Многим людям эти мифы казались правдоподобными. Взглянув на карту, они находили некоторое странное соответствие между характером населения и физическим ландшафтом страны.
На зеленой срединной равнине живут светловолосые люди заволжской расы. Их характеризуют редкие брови, толстые носы, широкие улыбки.
Там, где к горным узлам подходит вода, живут народы с лишенными жира волосами, с вороньим носом, сплюснутыми черепами, с жестким выговором и неумеренной склонностью к счастью.
Выше, над уровнем моря и ближе к континентальным морозам, это племя переходит в другую разновидность людей, — у них все черты лица как будто расширены вогнутым зеркалом. Их нельзя представить повернувшимися в профиль.
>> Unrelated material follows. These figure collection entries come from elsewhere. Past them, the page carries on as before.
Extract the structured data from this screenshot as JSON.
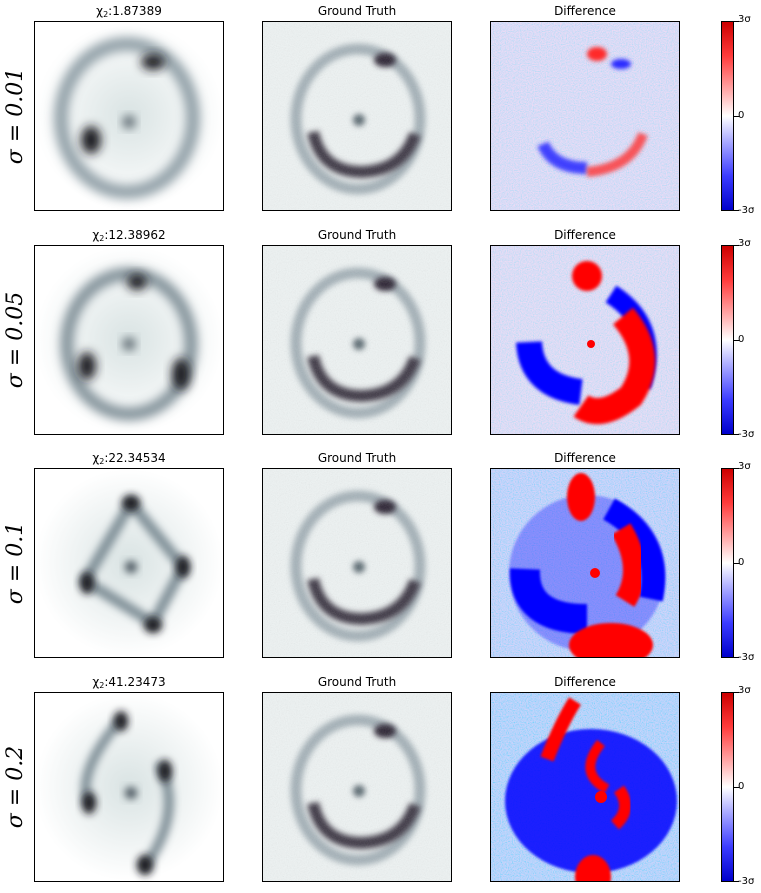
{
  "rows": [
    {
      "sigma_label": "σ = 0.01",
      "chi_prefix": "χ",
      "chi_sub": "2",
      "chi_value": ":1.87389",
      "mid_title": "Ground Truth",
      "right_title": "Difference"
    },
    {
      "sigma_label": "σ = 0.05",
      "chi_prefix": "χ",
      "chi_sub": "2",
      "chi_value": ":12.38962",
      "mid_title": "Ground Truth",
      "right_title": "Difference"
    },
    {
      "sigma_label": "σ = 0.1",
      "chi_prefix": "χ",
      "chi_sub": "2",
      "chi_value": ":22.34534",
      "mid_title": "Ground Truth",
      "right_title": "Difference"
    },
    {
      "sigma_label": "σ = 0.2",
      "chi_prefix": "χ",
      "chi_sub": "2",
      "chi_value": ":41.23473",
      "mid_title": "Ground Truth",
      "right_title": "Difference"
    }
  ],
  "colorbar": {
    "top_label": "3σ",
    "mid_label": "0",
    "bottom_label": "-3σ"
  },
  "colors": {
    "positive": "#ff0000",
    "negative": "#0000ff",
    "neutral": "#ffffff",
    "lens_dark": "#2a2433",
    "lens_bg": "#eef3f3"
  }
}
Таким образом, — пойдем ли мы на север или на юг, — соответственно изменениям в карте на его пути, мы найдем меняющийся человеческий тип.
Глава вторая
ПУТЕШЕСТВИЕ
Я уехал из Москвы ранней весной.
Человек на платформе два раза ударил в колокол.
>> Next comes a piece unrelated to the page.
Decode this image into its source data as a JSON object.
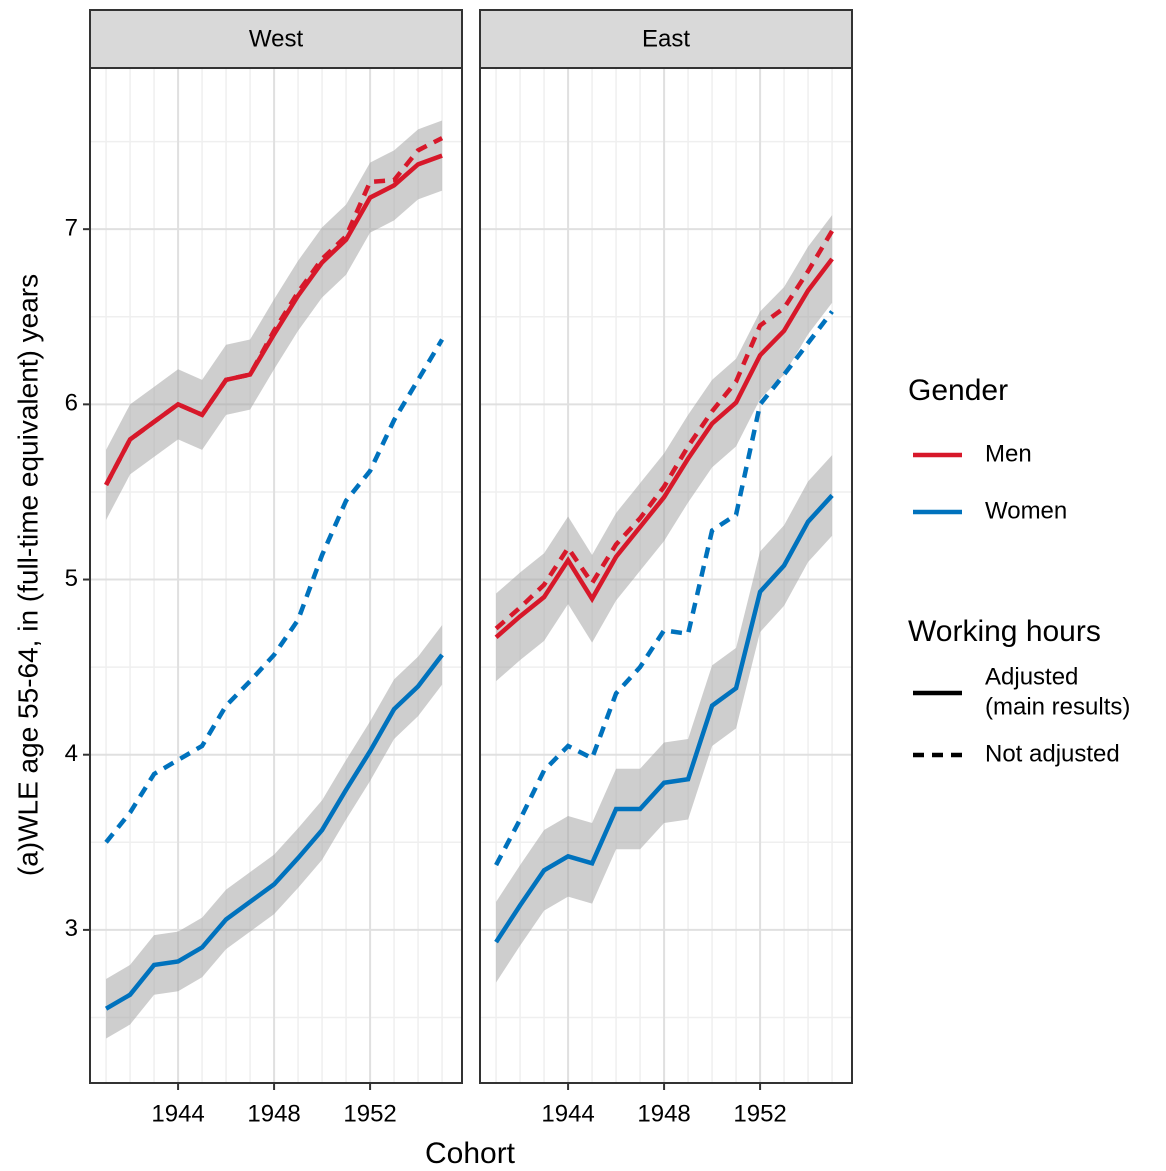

Я вскочил на подножку вагона. Поезд, ускоряя ход, понесся мимо окраин, мимо сельских советов с выцветшим рыжим флагом на крыше.
Ночью мы проехали верховья Волги. Вокруг поезда появились лесистые холмы. Я увидел разрытые, дремучие и застроенные площадки новых сталелитейных заводов.
Я спал, когда поезд шел покрытой туманом степью Западной Сибири. Проснувшись, я увидел Байкал, сверкающий льдом среди гранитных сопок. Здесь я вышел на станцию. Весенний мороз сдавил мое дыхание.
Я увидел монгольских крестьян в треугольных колпаках, обшитых красным шнуром. Все, что пишут антропологи, было правильно, — у них были куполовидные макушки, небыстрые движения, плоские неподвижные лица. Я увидел ползущие сверху вниз завитки бурятского письма на стенах домов. Тихий город, окруженный холмами.
На рассвете я отправился в санях в Селенгинскую сельскохозяйственную коммуну. То, о чем писали этнографы, оказалось вздором. Бурятские коммунары ничем не отличались от волжских.
Ландшафт изменился. Извилистые и горбатые колеи всползали на вершину Яблоновского хребта.
Из Хабаровска я выехал в район в составе комиссии рабочего контроля. Нас было четверо. Мы видели верховья рек Алдана и Якокута. Две недели работали в городе Томмот, основанном в тундре осенью 1922 года. Здесь население было смешанное и представляло все человеческие типы.
Мы жили в клубе золотоискателей, украшенном ситцевыми плакатами:
«Комсомолец! Увеличивай добычу золота!»
Я приехал на Камчатку. Шла красная рыба. Был на консервных заводах. Кончилась подготовка к сезону. Над немыми еще трубами завода был виден дальний пап Ключевского вулкана.
С Камчатки я возвращался через Японию на пароходе «Хуашан», зафрахтованном Совторгфлотом в Шанхае.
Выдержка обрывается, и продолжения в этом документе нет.